Artist or Wife? Tirzah Garwood in the 1930s
- aksmith304
- Mar 16
- 2 min read

Staying in the first half of the twentieth century, I have recently read Long Live Great Bardfield: The Autobiography of Tirzah Garwood, which was edited by Garwood’s daughter, Anne Ullman, and published by Persephone Books in 2016. Although a significant artist in her own right, Garwood is mostly remembered today as the wife of the more famous, Eric Ravilious. Her own story of her life, much of which describes the time spent living amongst a group of artists in Great Bardfield, Essex, offers many of the usual explanations of how her work became secondary to that of Ravilious, although that probably wasn’t her intention.
The question of readership is an important one for autobiographies: for whom is the author writing? But there is no ambiguity here. ‘I hope dear reader that you may be one of my descendants,’ she notes, writing as she recovered from a mastectomy in 1942, no doubt anxious about her own mortality. Indeed, at times it does not feel like a book written for general consumption, but it does serve to illustrate the more general challenges faced by a woman artist at a time when her own work would always come second to looking after her family.
Garwood was born in Kent in 1908 and grew up in Eastbourne against a backdrop of the First World War.
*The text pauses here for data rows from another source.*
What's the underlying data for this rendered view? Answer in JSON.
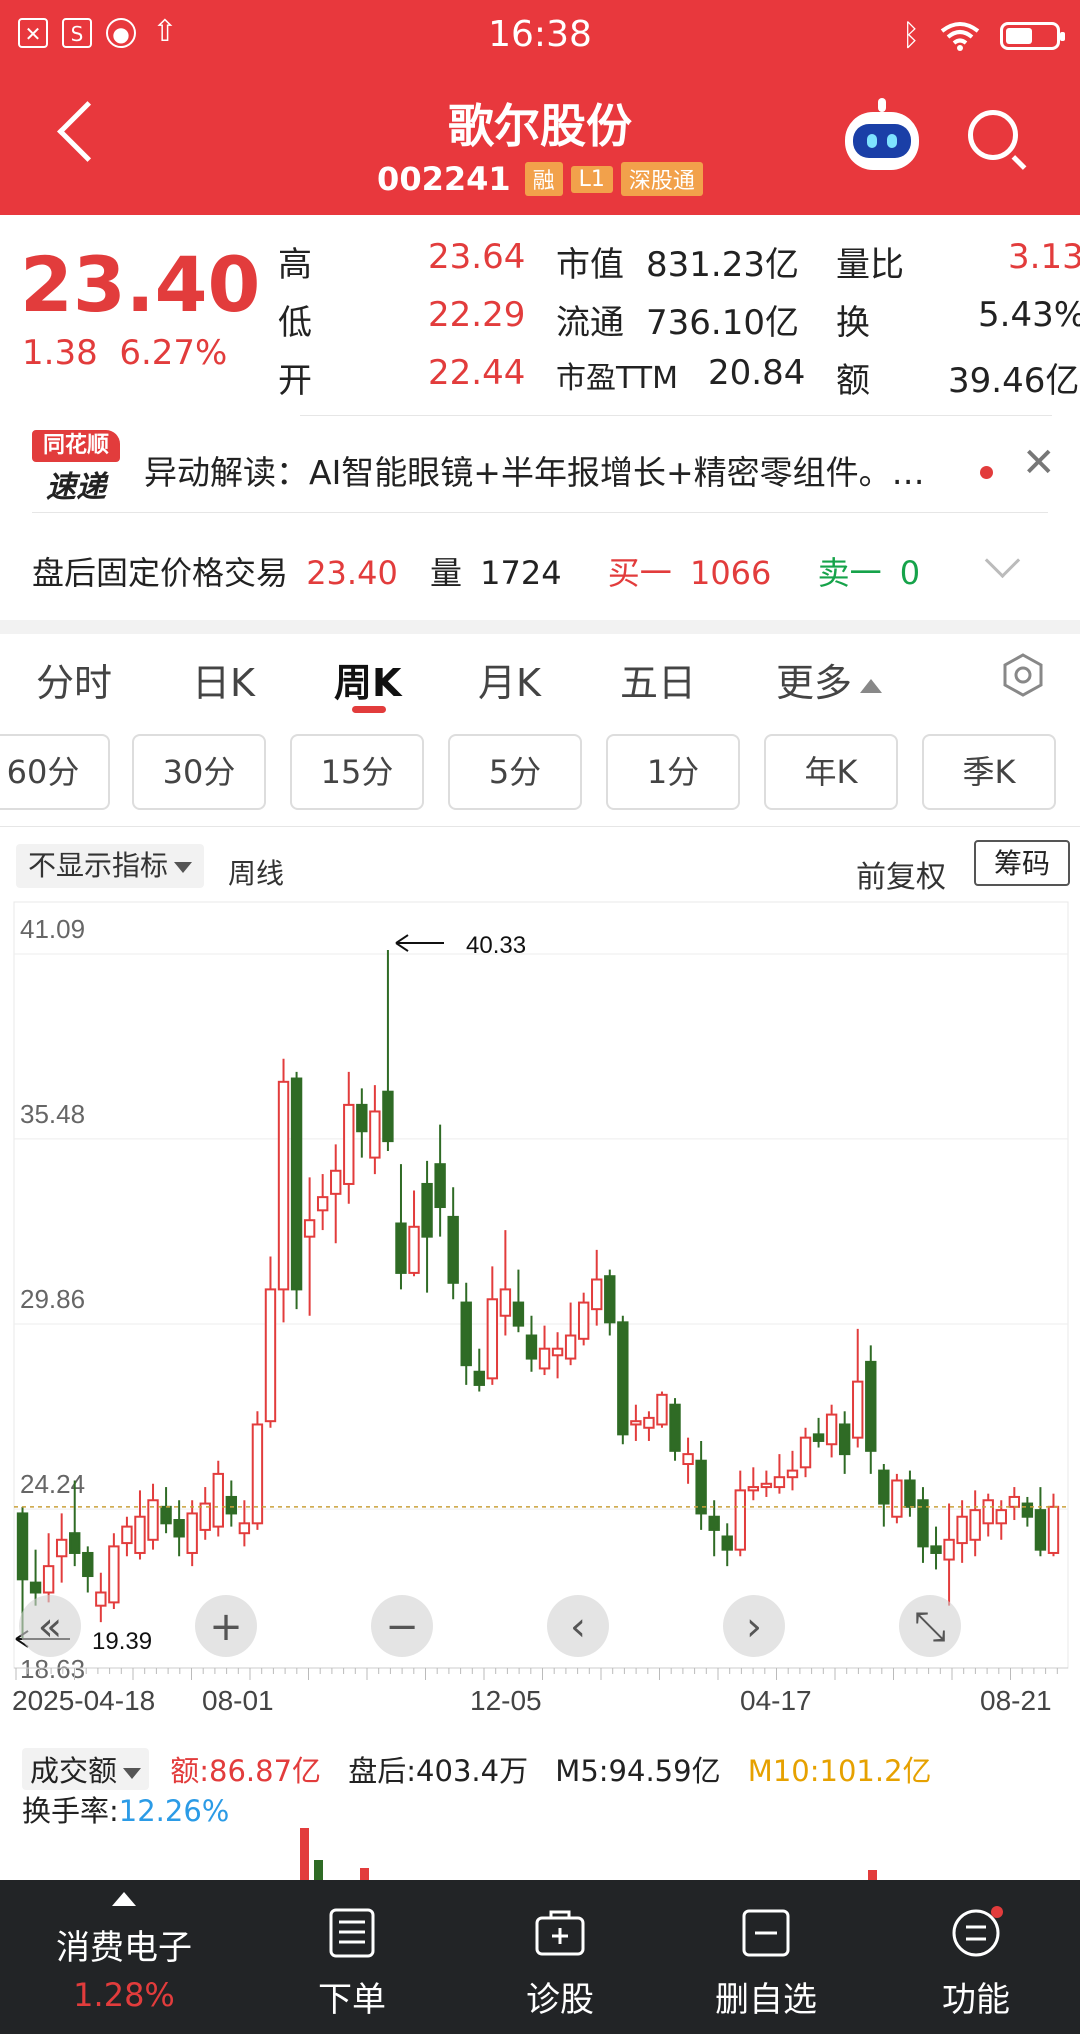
{
  "status": {
    "time": "16:38"
  },
  "header": {
    "title": "歌尔股份",
    "code": "002241",
    "tags": [
      "融",
      "L1",
      "深股通"
    ]
  },
  "quote": {
    "price": "23.40",
    "change": "1.38",
    "change_pct": "6.27%",
    "high_label": "高",
    "high": "23.64",
    "low_label": "低",
    "low": "22.29",
    "open_label": "开",
    "open": "22.44",
    "mcap_label": "市值",
    "mcap": "831.23亿",
    "float_label": "流通",
    "float": "736.10亿",
    "pe_label": "市盈TTM",
    "pe": "20.84",
    "vr_label": "量比",
    "vr": "3.13",
    "turnover_label": "换",
    "turnover": "5.43%",
    "amount_label": "额",
    "amount": "39.46亿"
  },
  "news": {
    "logo_top": "同花顺",
    "logo_bottom": "速递",
    "text": "异动解读：AI智能眼镜+半年报增长+精密零组件。…"
  },
  "after_hours": {
    "label": "盘后固定价格交易",
    "price": "23.40",
    "vol_label": "量",
    "vol": "1724",
    "buy1_label": "买一",
    "buy1": "1066",
    "sell1_label": "卖一",
    "sell1": "0"
  },
  "tabs": [
    "分时",
    "日K",
    "周K",
    "月K",
    "五日",
    "更多"
  ],
  "active_tab": "周K",
  "periods": [
    "60分",
    "30分",
    "15分",
    "5分",
    "1分",
    "年K",
    "季K"
  ],
  "chart_controls": {
    "indicator": "不显示指标",
    "period_label": "周线",
    "adjust": "前复权",
    "chips": "筹码"
  },
  "chart_data": {
    "type": "candlestick",
    "y_ticks": [
      "41.09",
      "35.48",
      "29.86",
      "24.24",
      "18.63"
    ],
    "ylim": [
      18.63,
      41.09
    ],
    "x_ticks": [
      "2025-04-18",
      "08-01",
      "12-05",
      "04-17",
      "08-21"
    ],
    "max_label": "40.33",
    "min_label": "19.39",
    "last_close": 23.4,
    "candles": [
      {
        "o": 23.2,
        "h": 23.4,
        "l": 19.4,
        "c": 21.2
      },
      {
        "o": 21.1,
        "h": 22.1,
        "l": 20.4,
        "c": 20.8
      },
      {
        "o": 20.8,
        "h": 22.6,
        "l": 20.5,
        "c": 21.6
      },
      {
        "o": 21.9,
        "h": 23.2,
        "l": 21.1,
        "c": 22.4
      },
      {
        "o": 22.6,
        "h": 24.2,
        "l": 21.6,
        "c": 22.0
      },
      {
        "o": 22.0,
        "h": 22.2,
        "l": 20.8,
        "c": 21.3
      },
      {
        "o": 20.4,
        "h": 21.4,
        "l": 19.9,
        "c": 20.8
      },
      {
        "o": 20.5,
        "h": 22.6,
        "l": 20.3,
        "c": 22.2
      },
      {
        "o": 22.3,
        "h": 23.1,
        "l": 21.9,
        "c": 22.8
      },
      {
        "o": 22.0,
        "h": 23.9,
        "l": 21.8,
        "c": 23.1
      },
      {
        "o": 22.4,
        "h": 24.1,
        "l": 22.1,
        "c": 23.6
      },
      {
        "o": 23.4,
        "h": 24.0,
        "l": 22.6,
        "c": 22.9
      },
      {
        "o": 23.0,
        "h": 23.6,
        "l": 21.9,
        "c": 22.5
      },
      {
        "o": 22.0,
        "h": 23.6,
        "l": 21.6,
        "c": 23.2
      },
      {
        "o": 22.7,
        "h": 24.0,
        "l": 22.4,
        "c": 23.5
      },
      {
        "o": 22.8,
        "h": 24.8,
        "l": 22.5,
        "c": 24.4
      },
      {
        "o": 23.7,
        "h": 24.2,
        "l": 22.8,
        "c": 23.2
      },
      {
        "o": 22.6,
        "h": 23.6,
        "l": 22.2,
        "c": 22.9
      },
      {
        "o": 22.9,
        "h": 26.3,
        "l": 22.7,
        "c": 25.9
      },
      {
        "o": 26.0,
        "h": 31.0,
        "l": 25.8,
        "c": 30.0
      },
      {
        "o": 30.0,
        "h": 37.0,
        "l": 29.0,
        "c": 36.3
      },
      {
        "o": 36.4,
        "h": 36.6,
        "l": 29.4,
        "c": 30.0
      },
      {
        "o": 31.6,
        "h": 33.4,
        "l": 29.2,
        "c": 32.1
      },
      {
        "o": 32.4,
        "h": 33.5,
        "l": 31.8,
        "c": 32.8
      },
      {
        "o": 32.9,
        "h": 34.4,
        "l": 31.4,
        "c": 33.6
      },
      {
        "o": 33.2,
        "h": 36.6,
        "l": 32.6,
        "c": 35.6
      },
      {
        "o": 35.6,
        "h": 36.1,
        "l": 34.0,
        "c": 34.8
      },
      {
        "o": 34.0,
        "h": 36.2,
        "l": 33.5,
        "c": 35.4
      },
      {
        "o": 36.0,
        "h": 40.3,
        "l": 34.2,
        "c": 34.5
      },
      {
        "o": 32.0,
        "h": 33.8,
        "l": 30.0,
        "c": 30.5
      },
      {
        "o": 30.5,
        "h": 33.0,
        "l": 30.4,
        "c": 31.9
      },
      {
        "o": 33.2,
        "h": 33.9,
        "l": 29.9,
        "c": 31.6
      },
      {
        "o": 33.8,
        "h": 35.0,
        "l": 31.6,
        "c": 32.5
      },
      {
        "o": 32.2,
        "h": 33.1,
        "l": 29.7,
        "c": 30.2
      },
      {
        "o": 29.6,
        "h": 30.2,
        "l": 27.1,
        "c": 27.7
      },
      {
        "o": 27.5,
        "h": 28.2,
        "l": 26.9,
        "c": 27.1
      },
      {
        "o": 27.3,
        "h": 30.7,
        "l": 27.1,
        "c": 29.7
      },
      {
        "o": 29.2,
        "h": 31.8,
        "l": 28.6,
        "c": 30.0
      },
      {
        "o": 29.6,
        "h": 30.6,
        "l": 28.7,
        "c": 28.9
      },
      {
        "o": 28.6,
        "h": 29.2,
        "l": 27.5,
        "c": 27.9
      },
      {
        "o": 27.6,
        "h": 28.9,
        "l": 27.4,
        "c": 28.2
      },
      {
        "o": 28.0,
        "h": 28.7,
        "l": 27.3,
        "c": 28.2
      },
      {
        "o": 27.9,
        "h": 29.6,
        "l": 27.7,
        "c": 28.6
      },
      {
        "o": 28.5,
        "h": 29.9,
        "l": 28.3,
        "c": 29.6
      },
      {
        "o": 29.4,
        "h": 31.2,
        "l": 28.9,
        "c": 30.3
      },
      {
        "o": 30.4,
        "h": 30.6,
        "l": 28.6,
        "c": 29.0
      },
      {
        "o": 29.0,
        "h": 29.2,
        "l": 25.3,
        "c": 25.6
      },
      {
        "o": 25.9,
        "h": 26.5,
        "l": 25.4,
        "c": 26.0
      },
      {
        "o": 25.8,
        "h": 26.3,
        "l": 25.4,
        "c": 26.1
      },
      {
        "o": 25.9,
        "h": 26.9,
        "l": 25.8,
        "c": 26.8
      },
      {
        "o": 26.5,
        "h": 26.7,
        "l": 24.8,
        "c": 25.1
      },
      {
        "o": 24.7,
        "h": 25.5,
        "l": 24.1,
        "c": 25.0
      },
      {
        "o": 24.8,
        "h": 25.4,
        "l": 22.7,
        "c": 23.2
      },
      {
        "o": 23.1,
        "h": 23.6,
        "l": 21.9,
        "c": 22.7
      },
      {
        "o": 22.5,
        "h": 22.9,
        "l": 21.6,
        "c": 22.1
      },
      {
        "o": 22.1,
        "h": 24.5,
        "l": 21.9,
        "c": 23.9
      },
      {
        "o": 23.9,
        "h": 24.6,
        "l": 23.6,
        "c": 24.0
      },
      {
        "o": 24.0,
        "h": 24.5,
        "l": 23.7,
        "c": 24.1
      },
      {
        "o": 24.0,
        "h": 25.0,
        "l": 23.8,
        "c": 24.3
      },
      {
        "o": 24.3,
        "h": 25.1,
        "l": 23.9,
        "c": 24.5
      },
      {
        "o": 24.6,
        "h": 25.8,
        "l": 24.3,
        "c": 25.5
      },
      {
        "o": 25.6,
        "h": 26.1,
        "l": 25.2,
        "c": 25.4
      },
      {
        "o": 25.3,
        "h": 26.5,
        "l": 24.9,
        "c": 26.2
      },
      {
        "o": 25.9,
        "h": 26.3,
        "l": 24.4,
        "c": 25.0
      },
      {
        "o": 25.5,
        "h": 28.8,
        "l": 25.2,
        "c": 27.2
      },
      {
        "o": 27.8,
        "h": 28.3,
        "l": 24.4,
        "c": 25.1
      },
      {
        "o": 24.5,
        "h": 24.7,
        "l": 22.8,
        "c": 23.5
      },
      {
        "o": 23.1,
        "h": 24.4,
        "l": 22.9,
        "c": 24.2
      },
      {
        "o": 24.2,
        "h": 24.5,
        "l": 23.1,
        "c": 23.4
      },
      {
        "o": 23.6,
        "h": 24.0,
        "l": 21.7,
        "c": 22.2
      },
      {
        "o": 22.2,
        "h": 22.8,
        "l": 21.5,
        "c": 22.0
      },
      {
        "o": 21.8,
        "h": 23.5,
        "l": 20.4,
        "c": 22.4
      },
      {
        "o": 22.3,
        "h": 23.6,
        "l": 21.7,
        "c": 23.1
      },
      {
        "o": 22.4,
        "h": 23.9,
        "l": 21.9,
        "c": 23.3
      },
      {
        "o": 22.9,
        "h": 23.8,
        "l": 22.5,
        "c": 23.6
      },
      {
        "o": 22.9,
        "h": 23.6,
        "l": 22.4,
        "c": 23.3
      },
      {
        "o": 23.4,
        "h": 24.0,
        "l": 23.0,
        "c": 23.7
      },
      {
        "o": 23.5,
        "h": 23.7,
        "l": 22.8,
        "c": 23.1
      },
      {
        "o": 23.3,
        "h": 24.0,
        "l": 21.9,
        "c": 22.1
      },
      {
        "o": 22.0,
        "h": 23.8,
        "l": 21.9,
        "c": 23.4
      }
    ]
  },
  "volume": {
    "selector": "成交额",
    "amount_label": "额:",
    "amount": "86.87亿",
    "after_label": "盘后:",
    "after": "403.4万",
    "m5_label": "M5:",
    "m5": "94.59亿",
    "m10_label": "M10:",
    "m10": "101.2亿",
    "turnover_label": "换手率:",
    "turnover": "12.26%"
  },
  "bottom_nav": {
    "sector": "消费电子",
    "sector_change": "1.28%",
    "items": [
      "下单",
      "诊股",
      "删自选",
      "功能"
    ]
  },
  "colors": {
    "brand": "#e8383d",
    "up": "#e23c3c",
    "down": "#2f6b25",
    "nav_bg": "#222426"
  }
}
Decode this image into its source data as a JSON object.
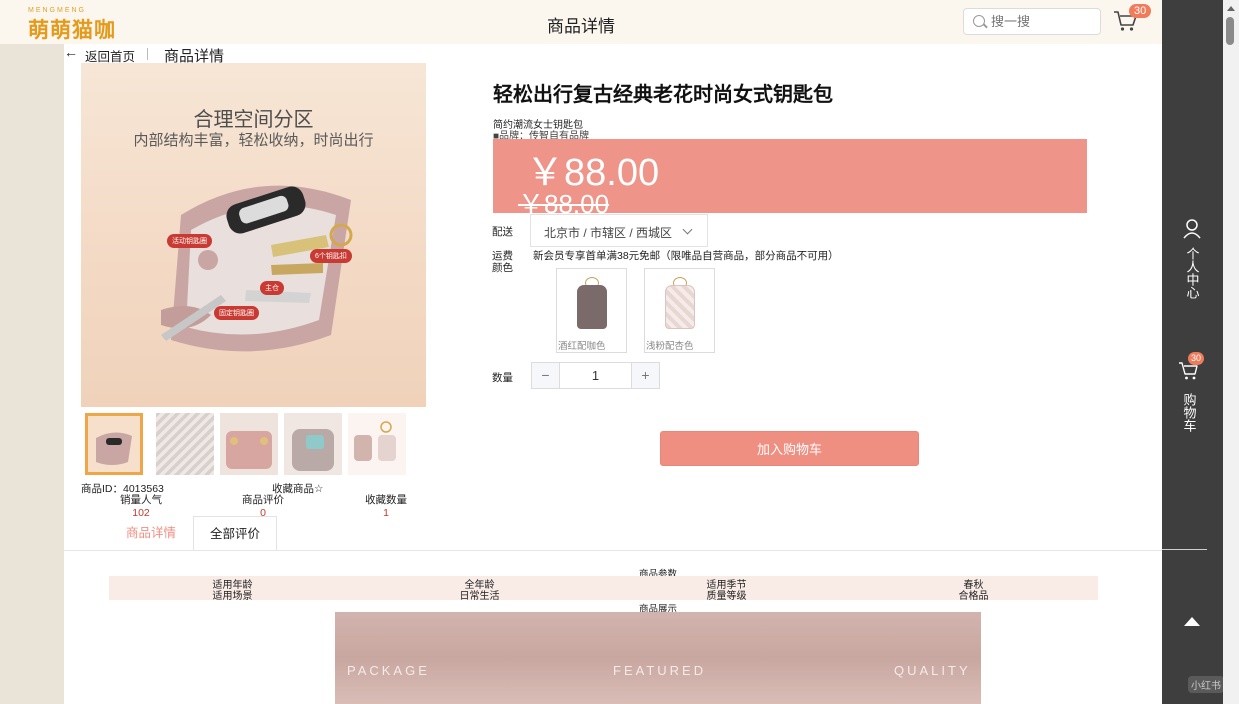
{
  "header": {
    "logo_small": "MENGMENG",
    "logo_main": "萌萌猫咖",
    "title": "商品详情",
    "search_placeholder": "搜一搜",
    "cart_count": "30"
  },
  "breadcrumb": {
    "back": "返回首页",
    "current": "商品详情"
  },
  "gallery": {
    "main_title": "合理空间分区",
    "main_sub": "内部结构丰富，轻松收纳，时尚出行",
    "tags": [
      "活动钥匙圈",
      "6个钥匙扣",
      "主仓",
      "固定钥匙圈"
    ]
  },
  "stats": {
    "product_id": "商品ID：4013563",
    "favorite": "收藏商品☆",
    "sales_label": "销量人气",
    "sales_value": "102",
    "reviews_label": "商品评价",
    "reviews_value": "0",
    "fav_count_label": "收藏数量",
    "fav_count_value": "1"
  },
  "product": {
    "title": "轻松出行复古经典老花时尚女式钥匙包",
    "subtitle": "简约潮流女士钥匙包",
    "brand": "■品牌：传智自有品牌",
    "price": "￥88.00",
    "original_price": "￥88.00",
    "shipping_label": "配送",
    "shipping_value": "北京市 / 市辖区 / 西城区",
    "fee_label": "运费",
    "fee_text": "新会员专享首单满38元免邮（限唯品自营商品，部分商品不可用）",
    "color_label": "颜色",
    "colors": [
      {
        "name": "酒红配咖色",
        "color": "#7a6a6a"
      },
      {
        "name": "浅粉配杏色",
        "color": "#e8d6d2"
      }
    ],
    "qty_label": "数量",
    "qty_value": "1",
    "add_to_cart": "加入购物车"
  },
  "tabs": [
    "商品详情",
    "全部评价"
  ],
  "params": {
    "title": "商品参数",
    "rows": [
      [
        "适用年龄",
        "全年龄",
        "适用季节",
        "春秋"
      ],
      [
        "适用场景",
        "日常生活",
        "质量等级",
        "合格品"
      ]
    ],
    "show_title": "商品展示"
  },
  "banner": {
    "words": [
      "PACKAGE",
      "FEATURED",
      "QUALITY"
    ]
  },
  "sidebar": {
    "user_label": "个人中心",
    "cart_label": "购物车",
    "cart_count": "30"
  },
  "watermark": "小红书",
  "colors": {
    "accent": "#ef8f82",
    "price_bg": "#ef9488",
    "header_bg": "#fbf7ee",
    "side_panel": "#3e3e3e"
  }
}
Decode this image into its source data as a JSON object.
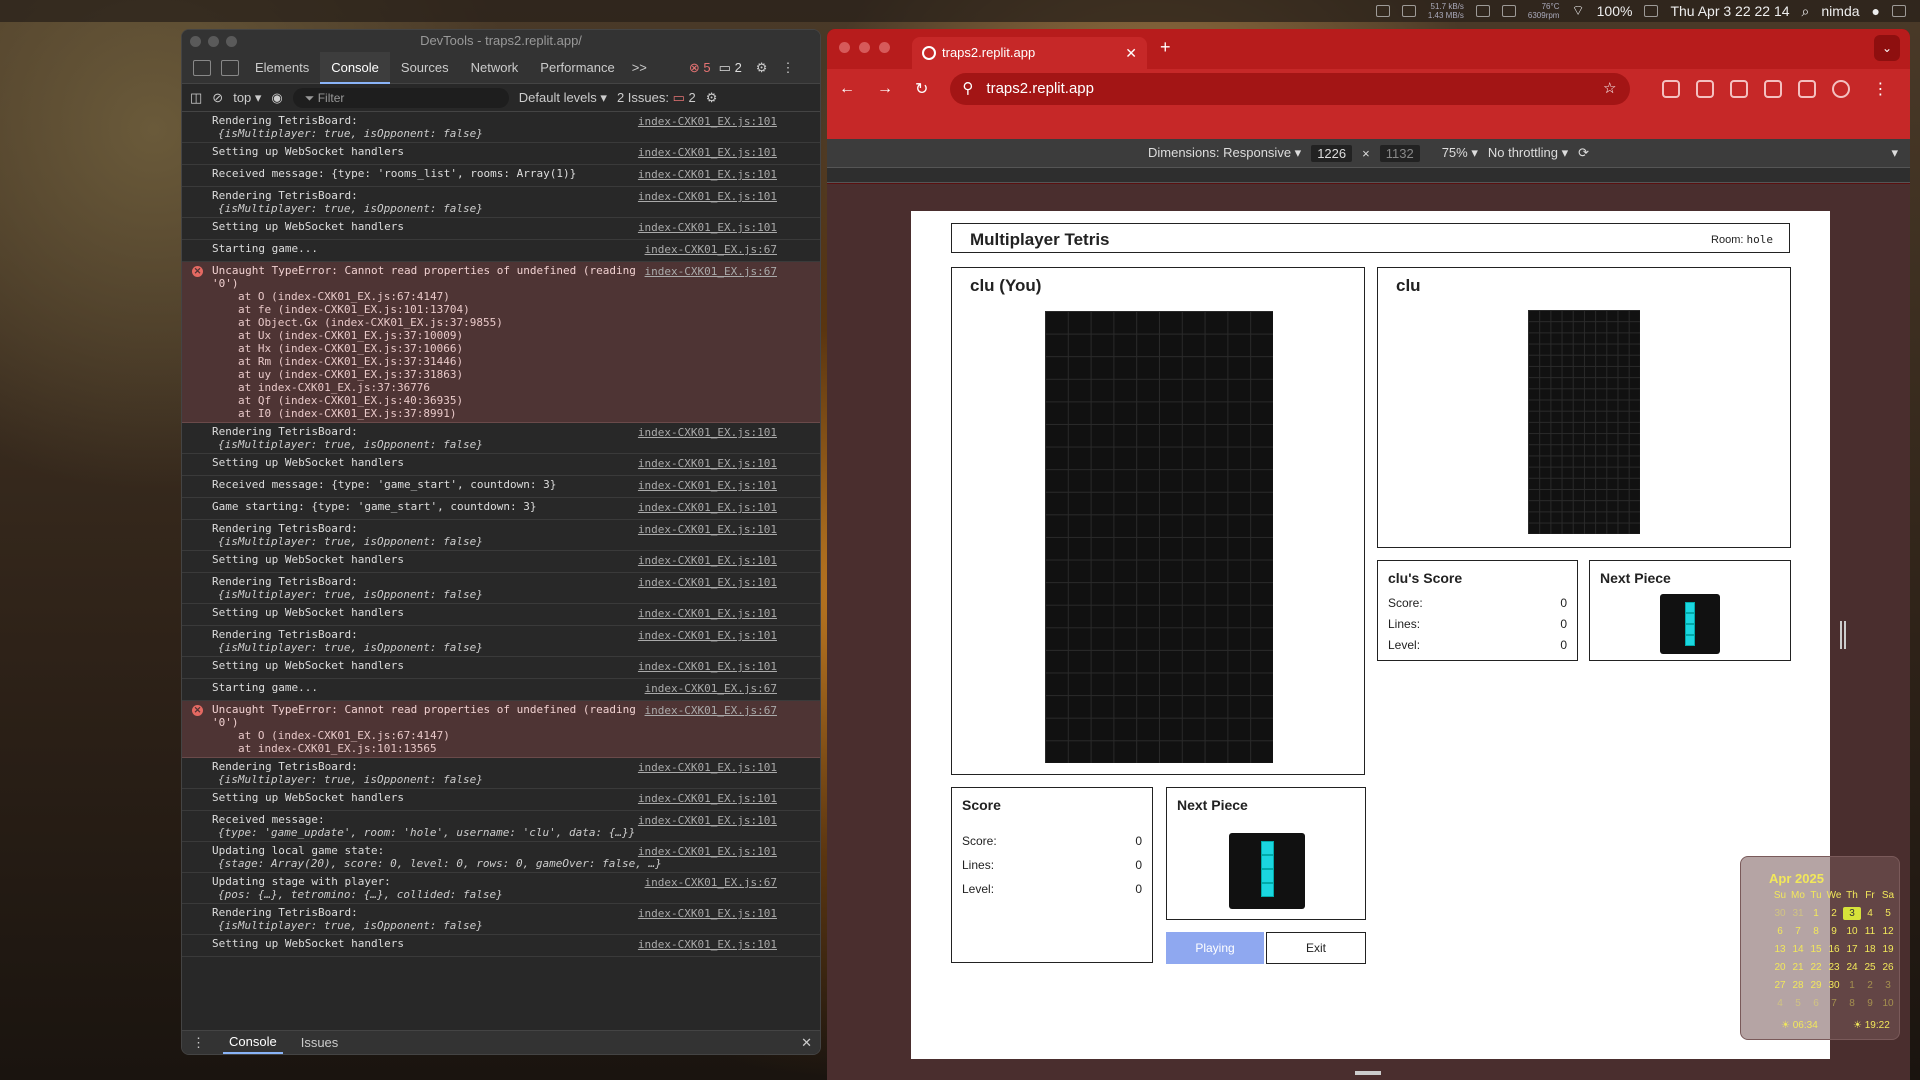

She studied at Eastbourne School of Art 1925-28 where she was taught by Ravilious. They married in 1930, despite coming from very different social backgrounds. The striking wood engravings that she produced in the late 1920s seem to disappear after her marriage and the pages of the autobiography are filled with domestic details and anecdotes about the couple's many Bohemian friends . Without doubt she creates a complete and diverse world. The reader is a fly on the walls of this artist community full of complex relationships and intrigue. But the marbled paper that dominates her artistic output in the 1930s feels like a project that can be fitted in around running a house and later looking after children, while Ravilious flits about the country producing his watercolours and flirting with infidelity. In 1942 Garwood notes, ‘I haven’t the time to do anything except look after the children, I can only scribble this.’ (425). That familiar story...
Ravilious was killed in the autumn of 1942 when his plane disappeared while on a search and rescue mission in Iceland. Garwood later remarried and in her final years painted in oils, offering an indication of what she might have done given more time, but she died in 1951 at the age of only 42. Her first major retrospective, Tirzah Garwood: Beyond Ravilious, can currently be seen at the Dulwich Picture Gallery. It contains some interesting work, but for me the subtle message of the exhibition echoes that of her autobiography; it is the story of a woman who might have done so much more had she not lived in the shadow of her husband, and who sadly ran out of time too soon.